Anything with a 3.5mm headphone-style output: smartphones, laptops, tablets, portable music players (DAPs), computer sound cards, and most older iPods. The other end plugs into anything with a 3.5mm input — usually powered speakers, a portable amplifier, or a soundbar.
How does this cable compare to a generic 3.5mm cable from a big-box store?
Tower uses solid Long-Grain Copper conductors and foamed-polyethylene insulation, where most generic cables use stranded copper of unspecified purity and standard PVC. You're paying for higher-quality materials, careful direction-control, and AudioQuest's lifetime warranty.
Will this cable improve the sound of my smartphone or laptop?
That depends on the rest of your system. AudioQuest designs its cables to "do no harm" and pass the signal cleanly. If your source and destination are revealing enough to show small differences, you may notice them. If you're skeptical, take the 60-day return window and listen for yourself.
What length should I get?
Use the shortest cable that comfortably reaches between the two components. Measure the actual route the cable will take — not the straight-line distance — and add a little slack. Shorter cables are also easier on portable setups.

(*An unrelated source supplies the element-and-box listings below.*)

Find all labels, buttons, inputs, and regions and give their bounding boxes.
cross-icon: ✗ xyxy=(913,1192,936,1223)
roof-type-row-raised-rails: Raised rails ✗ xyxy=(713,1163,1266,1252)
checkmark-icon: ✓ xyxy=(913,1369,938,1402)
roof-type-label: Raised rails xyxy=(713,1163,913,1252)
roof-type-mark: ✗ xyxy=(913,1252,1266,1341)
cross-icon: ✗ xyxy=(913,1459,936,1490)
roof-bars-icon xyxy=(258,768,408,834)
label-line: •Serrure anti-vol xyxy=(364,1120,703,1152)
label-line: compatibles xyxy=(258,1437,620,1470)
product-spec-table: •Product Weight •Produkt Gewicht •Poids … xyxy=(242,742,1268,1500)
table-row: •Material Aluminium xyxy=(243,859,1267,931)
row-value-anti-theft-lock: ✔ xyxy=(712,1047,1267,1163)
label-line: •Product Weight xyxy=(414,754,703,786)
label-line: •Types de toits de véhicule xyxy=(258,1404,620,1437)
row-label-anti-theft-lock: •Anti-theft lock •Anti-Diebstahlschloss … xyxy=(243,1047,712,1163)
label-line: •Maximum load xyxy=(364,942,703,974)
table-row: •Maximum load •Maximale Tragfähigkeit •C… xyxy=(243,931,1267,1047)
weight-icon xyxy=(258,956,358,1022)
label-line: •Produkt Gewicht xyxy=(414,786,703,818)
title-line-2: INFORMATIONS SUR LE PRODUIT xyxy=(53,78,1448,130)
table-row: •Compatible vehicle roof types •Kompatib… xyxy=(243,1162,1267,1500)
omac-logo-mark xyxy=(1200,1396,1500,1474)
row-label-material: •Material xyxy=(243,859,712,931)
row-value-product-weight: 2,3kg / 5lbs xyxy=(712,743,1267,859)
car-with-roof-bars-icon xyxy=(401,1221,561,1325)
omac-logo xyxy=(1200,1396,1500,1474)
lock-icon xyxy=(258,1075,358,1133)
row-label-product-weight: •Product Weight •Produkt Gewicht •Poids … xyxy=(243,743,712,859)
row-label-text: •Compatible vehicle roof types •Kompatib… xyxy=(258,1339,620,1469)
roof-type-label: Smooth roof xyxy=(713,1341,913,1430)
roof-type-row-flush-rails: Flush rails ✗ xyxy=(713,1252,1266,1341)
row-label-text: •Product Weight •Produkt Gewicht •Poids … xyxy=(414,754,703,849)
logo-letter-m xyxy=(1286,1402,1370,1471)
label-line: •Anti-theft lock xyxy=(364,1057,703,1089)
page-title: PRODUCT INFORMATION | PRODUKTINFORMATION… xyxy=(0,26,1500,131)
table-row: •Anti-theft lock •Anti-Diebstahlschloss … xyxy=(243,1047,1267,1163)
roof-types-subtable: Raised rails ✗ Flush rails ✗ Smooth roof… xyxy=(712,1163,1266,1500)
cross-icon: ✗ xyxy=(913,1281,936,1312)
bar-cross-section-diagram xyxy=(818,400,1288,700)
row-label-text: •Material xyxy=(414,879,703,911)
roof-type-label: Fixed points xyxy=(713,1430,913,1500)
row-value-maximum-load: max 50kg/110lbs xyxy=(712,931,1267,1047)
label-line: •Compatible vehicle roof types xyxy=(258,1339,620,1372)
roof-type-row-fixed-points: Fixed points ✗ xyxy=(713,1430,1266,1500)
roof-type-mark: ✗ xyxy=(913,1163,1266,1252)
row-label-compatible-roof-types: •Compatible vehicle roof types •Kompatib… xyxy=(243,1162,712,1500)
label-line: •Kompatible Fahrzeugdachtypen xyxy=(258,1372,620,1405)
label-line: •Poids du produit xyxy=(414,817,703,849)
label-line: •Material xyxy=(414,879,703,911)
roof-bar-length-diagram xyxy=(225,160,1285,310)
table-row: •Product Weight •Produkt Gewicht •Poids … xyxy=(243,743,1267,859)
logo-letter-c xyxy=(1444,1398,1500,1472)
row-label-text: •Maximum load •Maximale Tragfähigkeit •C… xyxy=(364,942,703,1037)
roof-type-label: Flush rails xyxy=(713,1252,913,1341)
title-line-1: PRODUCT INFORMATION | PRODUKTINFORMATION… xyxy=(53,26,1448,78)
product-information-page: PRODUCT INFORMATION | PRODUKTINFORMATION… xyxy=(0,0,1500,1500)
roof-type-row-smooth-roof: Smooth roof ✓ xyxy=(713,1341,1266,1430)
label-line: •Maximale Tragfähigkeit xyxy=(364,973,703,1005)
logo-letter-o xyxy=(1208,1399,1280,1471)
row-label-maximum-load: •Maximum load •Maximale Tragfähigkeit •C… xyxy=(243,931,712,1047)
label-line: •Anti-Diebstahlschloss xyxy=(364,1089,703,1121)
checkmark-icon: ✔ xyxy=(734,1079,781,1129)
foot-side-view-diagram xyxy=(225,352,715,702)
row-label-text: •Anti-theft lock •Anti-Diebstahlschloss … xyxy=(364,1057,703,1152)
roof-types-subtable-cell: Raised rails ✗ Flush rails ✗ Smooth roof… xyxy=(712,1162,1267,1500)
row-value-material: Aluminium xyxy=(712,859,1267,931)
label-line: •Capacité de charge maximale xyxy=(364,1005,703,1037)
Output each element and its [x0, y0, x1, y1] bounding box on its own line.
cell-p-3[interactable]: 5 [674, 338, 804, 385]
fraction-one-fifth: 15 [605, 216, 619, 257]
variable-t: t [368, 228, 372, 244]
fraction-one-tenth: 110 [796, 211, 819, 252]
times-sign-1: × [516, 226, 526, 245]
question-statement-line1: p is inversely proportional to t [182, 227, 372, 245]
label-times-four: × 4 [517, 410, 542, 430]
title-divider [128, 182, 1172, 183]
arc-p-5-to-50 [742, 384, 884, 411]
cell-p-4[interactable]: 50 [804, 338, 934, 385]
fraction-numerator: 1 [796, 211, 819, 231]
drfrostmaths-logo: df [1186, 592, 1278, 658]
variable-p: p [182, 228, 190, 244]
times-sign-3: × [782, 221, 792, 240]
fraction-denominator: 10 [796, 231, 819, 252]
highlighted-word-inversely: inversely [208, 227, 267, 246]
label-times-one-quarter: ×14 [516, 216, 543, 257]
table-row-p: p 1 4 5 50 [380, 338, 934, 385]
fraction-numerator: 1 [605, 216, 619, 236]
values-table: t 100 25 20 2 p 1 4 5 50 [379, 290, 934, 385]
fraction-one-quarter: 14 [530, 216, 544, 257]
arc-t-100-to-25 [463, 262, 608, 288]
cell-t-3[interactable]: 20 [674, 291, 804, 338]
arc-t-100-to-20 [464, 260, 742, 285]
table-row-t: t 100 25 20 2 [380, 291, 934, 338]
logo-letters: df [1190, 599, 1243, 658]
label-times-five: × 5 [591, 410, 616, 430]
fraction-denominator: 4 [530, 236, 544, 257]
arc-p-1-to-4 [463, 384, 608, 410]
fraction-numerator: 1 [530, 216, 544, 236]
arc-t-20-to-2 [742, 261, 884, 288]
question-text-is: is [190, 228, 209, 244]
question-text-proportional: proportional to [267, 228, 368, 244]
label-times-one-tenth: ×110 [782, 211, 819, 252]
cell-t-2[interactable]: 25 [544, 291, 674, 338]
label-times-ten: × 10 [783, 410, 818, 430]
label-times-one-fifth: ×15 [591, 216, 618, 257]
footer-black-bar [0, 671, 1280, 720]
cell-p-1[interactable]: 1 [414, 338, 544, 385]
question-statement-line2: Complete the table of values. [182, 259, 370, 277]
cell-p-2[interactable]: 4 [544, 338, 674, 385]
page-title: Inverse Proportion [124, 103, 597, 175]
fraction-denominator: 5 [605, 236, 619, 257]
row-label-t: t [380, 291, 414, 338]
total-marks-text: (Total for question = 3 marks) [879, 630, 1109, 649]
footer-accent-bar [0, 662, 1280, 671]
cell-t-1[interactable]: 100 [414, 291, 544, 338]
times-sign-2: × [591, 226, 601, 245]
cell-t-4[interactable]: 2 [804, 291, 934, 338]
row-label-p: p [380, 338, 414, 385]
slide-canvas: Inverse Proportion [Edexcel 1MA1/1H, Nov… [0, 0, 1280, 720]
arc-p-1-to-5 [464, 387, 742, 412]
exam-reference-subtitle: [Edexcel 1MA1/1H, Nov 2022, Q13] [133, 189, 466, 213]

Is the 3.5mm connector stereo? Will it carry both left and right channels?
Yes. The 3.5mm plug has three contacts — left audio, right audio, and a common ground — exactly the same arrangement as a wired-headphone plug. Tower carries a full stereo signal end-to-end.
How do I know which connector configuration I need?
Look at the back of the destination component. RCA jacks are small round single-pin connectors, often color-coded red and white. 3.5mm jacks are small round single-jack connectors of the headphone-plug type. F-connectors are larger threaded screw-on connectors, common on cable-TV equipment and certain Bose Wave systems. If both ends of your connection are 3.5mm, this is the right cable.
What's the warranty?
AudioQuest cables purchased from an authorized U.S. dealer carry a non-transferable, original-owner limited lifetime warranty. Audio Advisor is an authorized AudioQuest dealer, so you're covered.